I was having a chat with a small business owner only days ago about all this, apropos the Latitude one, and the question was put to me - and I didn't know the correct answer, so I said I don't know as I generally do when I don't know - the question was, am I better off looking after all of my customer accounts and all the various sensitive information from my client base in a server at the back of the shop? Or am I better off putting it on the cloud? Because he'd been getting calls from all sorts of people offering cloud support for data. Have you got an opinion on that?

Bruce Billson

I do. It's a case-by-case thing, which is not really a great answer for your business-owner friend. But the key thing is, if you're managing your own server, then you need all those management techniques and technologies and expertise to protect it. If you are using commercial services, often they provide those safeguards as part of their service. If your accounting information is in the cloud, you'd expect your accounting software provider to have certain features in there.
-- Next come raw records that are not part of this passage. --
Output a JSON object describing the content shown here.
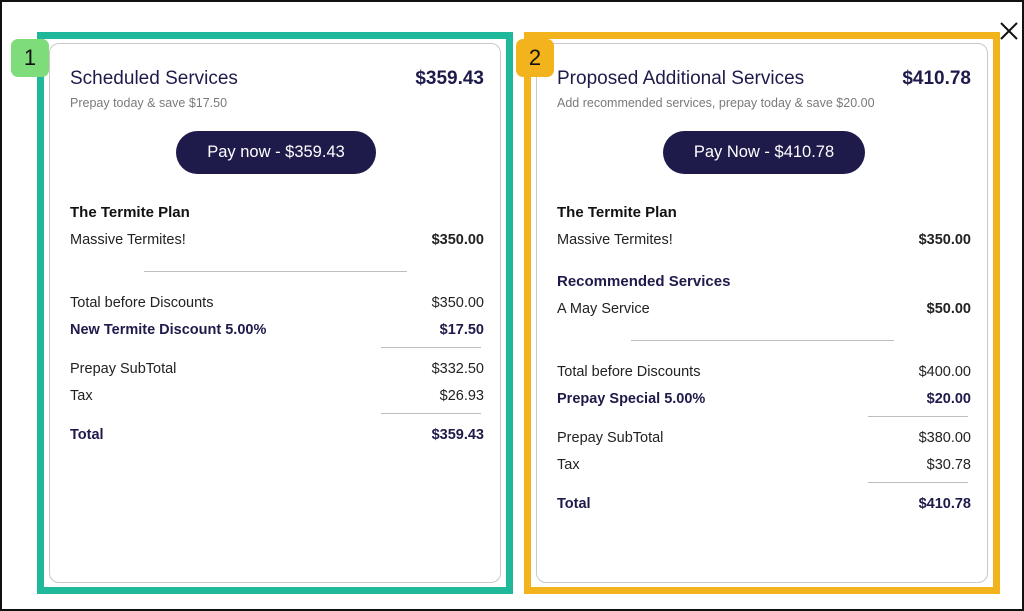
{
  "colors": {
    "navy": "#1e1b4b",
    "panel1_border": "#1fb89a",
    "panel2_border": "#f2b31d",
    "badge1": "#7fdc7a",
    "badge2": "#f2b31d"
  },
  "close": {
    "icon": "close-icon",
    "glyph": "✕"
  },
  "panel1": {
    "badge": "1",
    "title": "Scheduled Services",
    "title_amount": "$359.43",
    "subtitle": "Prepay today & save $17.50",
    "pay_button": "Pay now - $359.43",
    "plan_title": "The Termite Plan",
    "plan_item": {
      "label": "Massive Termites!",
      "value": "$350.00"
    },
    "total_before_discounts": {
      "label": "Total before Discounts",
      "value": "$350.00"
    },
    "discount": {
      "label": "New Termite Discount 5.00%",
      "value": "$17.50"
    },
    "prepay_subtotal": {
      "label": "Prepay SubTotal",
      "value": "$332.50"
    },
    "tax": {
      "label": "Tax",
      "value": "$26.93"
    },
    "total": {
      "label": "Total",
      "value": "$359.43"
    }
  },
  "panel2": {
    "badge": "2",
    "title": "Proposed Additional Services",
    "title_amount": "$410.78",
    "subtitle": "Add recommended services, prepay today & save $20.00",
    "pay_button": "Pay Now - $410.78",
    "plan_title": "The Termite Plan",
    "plan_item": {
      "label": "Massive Termites!",
      "value": "$350.00"
    },
    "recommended_title": "Recommended Services",
    "recommended_item": {
      "label": "A May Service",
      "value": "$50.00"
    },
    "total_before_discounts": {
      "label": "Total before Discounts",
      "value": "$400.00"
    },
    "discount": {
      "label": "Prepay Special 5.00%",
      "value": "$20.00"
    },
    "prepay_subtotal": {
      "label": "Prepay SubTotal",
      "value": "$380.00"
    },
    "tax": {
      "label": "Tax",
      "value": "$30.78"
    },
    "total": {
      "label": "Total",
      "value": "$410.78"
    }
  }
}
Your telecommunications provider is working to provide what's called clean pipes, which cuts off a lot of the malicious traffic that might compromise your business. Your banking transactions might make sure you're not subject to what's called the invoice substitution scam, where you get a very legitimate looking invoice, but a hack has gone in and switched around the account details. So, you think you're doing the right thing paying the bill, but it's actually going off to some other account.

Brian Carlton

Extraordinary.

Bruce Billson

So, these are the things that we need to keep an eye on. But being digitally engaged, it's a key factor in business resilience, in growth prospects. So, we've got to find a way of navigating this world, and that's really what my column was aiming to do.

Brian Carlton

It's such a steep learning curve for people who've been in the same industry for many years and have seen fundamentally changed under the digital revolution, and many of them feel at a bit of a loss as to how to deal with all this. Bruce, it's an excellent column, and I'd recommend anybody who owns a small business and is coping those unfair trash talk attacks from competitors or somebody else, and you've not been able to get a resolution, contact the Australian Small Business and Family Enterprise Ombudsman's office, of which Bruce Billson is the Ombudsman. Appreciate it, Bruce. Thank you kindly, as ever.

Bruce Billson

Fab to be with you, Brian. And good luck in your search for the perfect hot cross buns.